D+

My Soul To Take 

My Soul To Take 

There’s a lot going on as My Soul To Take opens, so much that viewers could be forgiven for thinking they’ve walked into the end of the movie by mistake. A serial killer is on the loose and identifiable only by his weapon of choice: a mean-looking knife with the word “vengeance” written on it. A seemingly innocent man discovers he carries the blade himself. Then the voices in his head start talking to him. Then chaos erupts, interrupted by gushers of exposition, including the revelation that seven babies have been born prematurely at exactly the same time. Then it’s 16 years later. Whew. Let’s take a moment to catch our collective breath. Uh oh. Here comes more exposition, all about how the seven kids, now teenagers, believe they have to fight the serial killer’s spirit. And how he might be in their bodies. And, oh, it’s so convoluted.

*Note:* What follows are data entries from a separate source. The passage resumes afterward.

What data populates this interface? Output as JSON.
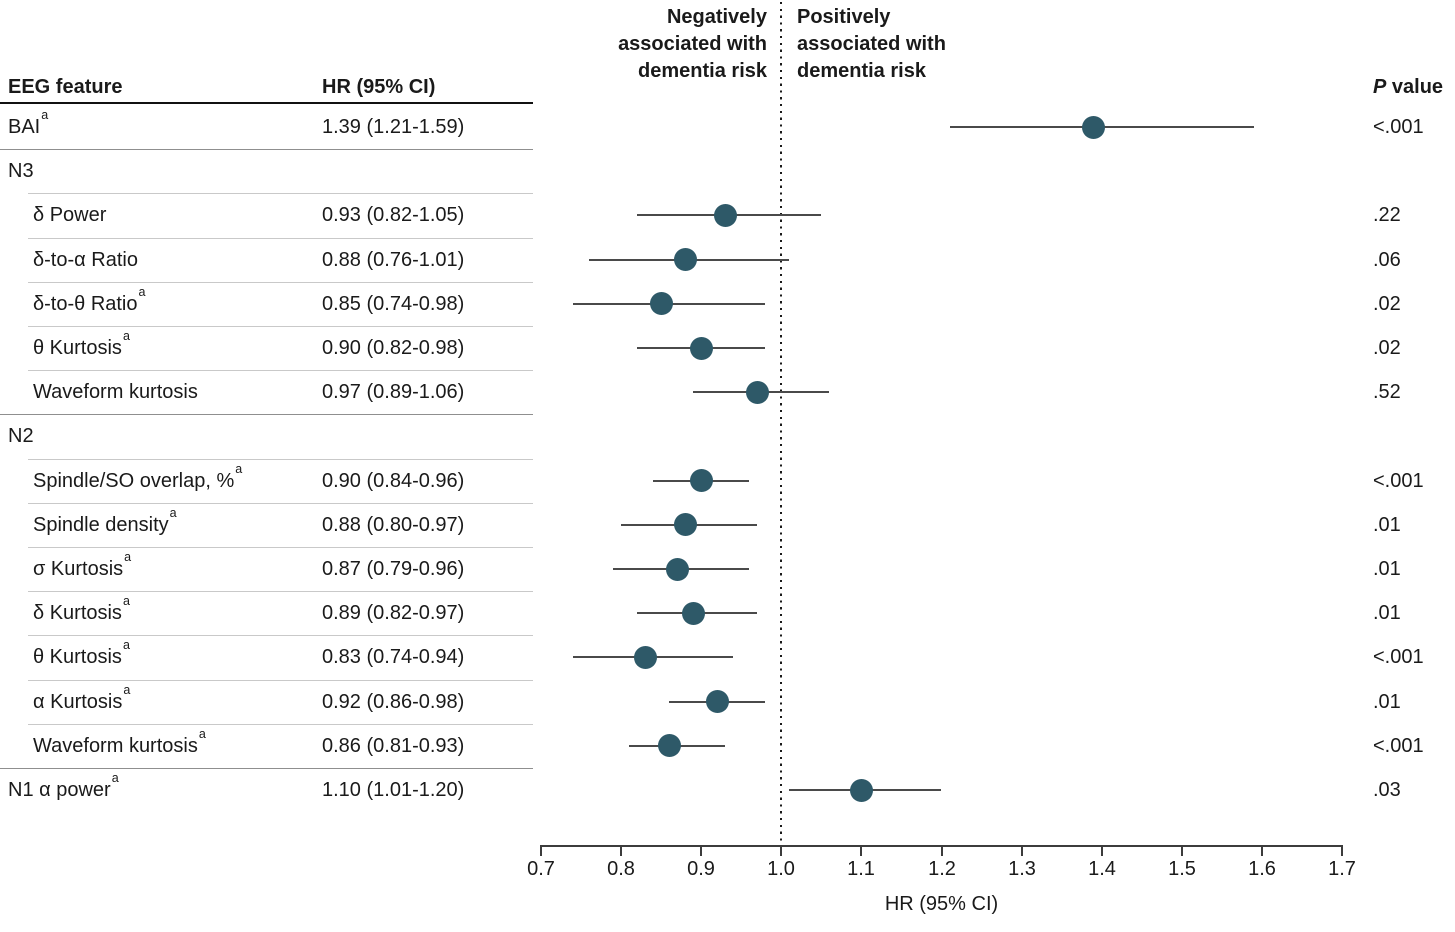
{
  "figure": {
    "neg_header": "Negatively\nassociated with\ndementia risk",
    "pos_header": "Positively\nassociated with\ndementia risk"
  },
  "table": {
    "feature_header": "EEG feature",
    "hr_header": "HR (95% CI)",
    "p_header_italic": "P",
    "p_header_rest": " value",
    "rows": [
      {
        "label": "BAI",
        "sup": "a",
        "indent": false,
        "group": false,
        "hr_text": "1.39 (1.21-1.59)",
        "p": "<.001"
      },
      {
        "label": "N3",
        "sup": "",
        "indent": false,
        "group": true,
        "hr_text": "",
        "p": ""
      },
      {
        "label": "δ Power",
        "sup": "",
        "indent": true,
        "group": false,
        "hr_text": "0.93 (0.82-1.05)",
        "p": ".22"
      },
      {
        "label": "δ-to-α Ratio",
        "sup": "",
        "indent": true,
        "group": false,
        "hr_text": "0.88 (0.76-1.01)",
        "p": ".06"
      },
      {
        "label": "δ-to-θ Ratio",
        "sup": "a",
        "indent": true,
        "group": false,
        "hr_text": "0.85 (0.74-0.98)",
        "p": ".02"
      },
      {
        "label": "θ Kurtosis",
        "sup": "a",
        "indent": true,
        "group": false,
        "hr_text": "0.90 (0.82-0.98)",
        "p": ".02"
      },
      {
        "label": "Waveform kurtosis",
        "sup": "",
        "indent": true,
        "group": false,
        "hr_text": "0.97 (0.89-1.06)",
        "p": ".52"
      },
      {
        "label": "N2",
        "sup": "",
        "indent": false,
        "group": true,
        "hr_text": "",
        "p": ""
      },
      {
        "label": "Spindle/SO overlap, %",
        "sup": "a",
        "indent": true,
        "group": false,
        "hr_text": "0.90 (0.84-0.96)",
        "p": "<.001"
      },
      {
        "label": "Spindle density",
        "sup": "a",
        "indent": true,
        "group": false,
        "hr_text": "0.88 (0.80-0.97)",
        "p": ".01"
      },
      {
        "label": "σ Kurtosis",
        "sup": "a",
        "indent": true,
        "group": false,
        "hr_text": "0.87 (0.79-0.96)",
        "p": ".01"
      },
      {
        "label": "δ Kurtosis",
        "sup": "a",
        "indent": true,
        "group": false,
        "hr_text": "0.89 (0.82-0.97)",
        "p": ".01"
      },
      {
        "label": "θ Kurtosis",
        "sup": "a",
        "indent": true,
        "group": false,
        "hr_text": "0.83 (0.74-0.94)",
        "p": "<.001"
      },
      {
        "label": "α Kurtosis",
        "sup": "a",
        "indent": true,
        "group": false,
        "hr_text": "0.92 (0.86-0.98)",
        "p": ".01"
      },
      {
        "label": "Waveform kurtosis",
        "sup": "a",
        "indent": true,
        "group": false,
        "hr_text": "0.86 (0.81-0.93)",
        "p": "<.001"
      },
      {
        "label": "N1 α power",
        "sup": "a",
        "indent": false,
        "group": false,
        "hr_text": "1.10 (1.01-1.20)",
        "p": ".03"
      }
    ]
  },
  "chart_data": {
    "type": "scatter",
    "subtype": "forest-plot",
    "xlabel": "HR (95% CI)",
    "xlim": [
      0.7,
      1.7
    ],
    "x_ticks": [
      0.7,
      0.8,
      0.9,
      1.0,
      1.1,
      1.2,
      1.3,
      1.4,
      1.5,
      1.6,
      1.7
    ],
    "reference_line": 1.0,
    "grid": false,
    "annotations": {
      "left_of_reference": "Negatively associated with dementia risk",
      "right_of_reference": "Positively associated with dementia risk"
    },
    "points": [
      {
        "row": 0,
        "label": "BAI",
        "est": 1.39,
        "lo": 1.21,
        "hi": 1.59,
        "p": "<.001"
      },
      {
        "row": 2,
        "label": "N3 δ Power",
        "est": 0.93,
        "lo": 0.82,
        "hi": 1.05,
        "p": ".22"
      },
      {
        "row": 3,
        "label": "N3 δ-to-α Ratio",
        "est": 0.88,
        "lo": 0.76,
        "hi": 1.01,
        "p": ".06"
      },
      {
        "row": 4,
        "label": "N3 δ-to-θ Ratio",
        "est": 0.85,
        "lo": 0.74,
        "hi": 0.98,
        "p": ".02"
      },
      {
        "row": 5,
        "label": "N3 θ Kurtosis",
        "est": 0.9,
        "lo": 0.82,
        "hi": 0.98,
        "p": ".02"
      },
      {
        "row": 6,
        "label": "N3 Waveform kurtosis",
        "est": 0.97,
        "lo": 0.89,
        "hi": 1.06,
        "p": ".52"
      },
      {
        "row": 8,
        "label": "N2 Spindle/SO overlap, %",
        "est": 0.9,
        "lo": 0.84,
        "hi": 0.96,
        "p": "<.001"
      },
      {
        "row": 9,
        "label": "N2 Spindle density",
        "est": 0.88,
        "lo": 0.8,
        "hi": 0.97,
        "p": ".01"
      },
      {
        "row": 10,
        "label": "N2 σ Kurtosis",
        "est": 0.87,
        "lo": 0.79,
        "hi": 0.96,
        "p": ".01"
      },
      {
        "row": 11,
        "label": "N2 δ Kurtosis",
        "est": 0.89,
        "lo": 0.82,
        "hi": 0.97,
        "p": ".01"
      },
      {
        "row": 12,
        "label": "N2 θ Kurtosis",
        "est": 0.83,
        "lo": 0.74,
        "hi": 0.94,
        "p": "<.001"
      },
      {
        "row": 13,
        "label": "N2 α Kurtosis",
        "est": 0.92,
        "lo": 0.86,
        "hi": 0.98,
        "p": ".01"
      },
      {
        "row": 14,
        "label": "N2 Waveform kurtosis",
        "est": 0.86,
        "lo": 0.81,
        "hi": 0.93,
        "p": "<.001"
      },
      {
        "row": 15,
        "label": "N1 α power",
        "est": 1.1,
        "lo": 1.01,
        "hi": 1.2,
        "p": ".03"
      }
    ],
    "colors": {
      "marker": "#2e5968",
      "ci_line": "#4a4a4a",
      "axis": "#3c3c3c",
      "text": "#1a1a1a"
    }
  }
}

The film around it, however, works from a time-tested, butt-simple, two-step formula: 1) Assemble a photogenic young cast. 2) Kill them. This is horror giant Wes Craven’s first film since the terrific Red Eye in 2005, and his first as both a writer and director since the also-terrific New Nightmare in 1994. It feels like a project rescued from the bottom shelf, combining the supernatural-avenging-spirit elements of Craven’s A Nightmare On Elm Street (and Shocker, if anyone remembers that) with the whodunit-isms of the Scream series. Worse, it only bears traces of Craven’s signature technical brilliance—there’s not a memorable setpiece anywhere—and boasts one of the weakest slasher villains in recent memory. Craven shoots much of the film in the suburban twilight haze of the first Scream film, which creates an eerie atmosphere. But he fills it with interchangeable, disposable teens who only occasionally have the decency to drop off in an unexpected order. As for the 3-D, much ballyhooed in the film’s advertisements, it’s another muddy conversion that does little but make the film’s unconvincing blood effects look a little darker. It’s good, theoretically at least, to have Craven back. But why come back for this?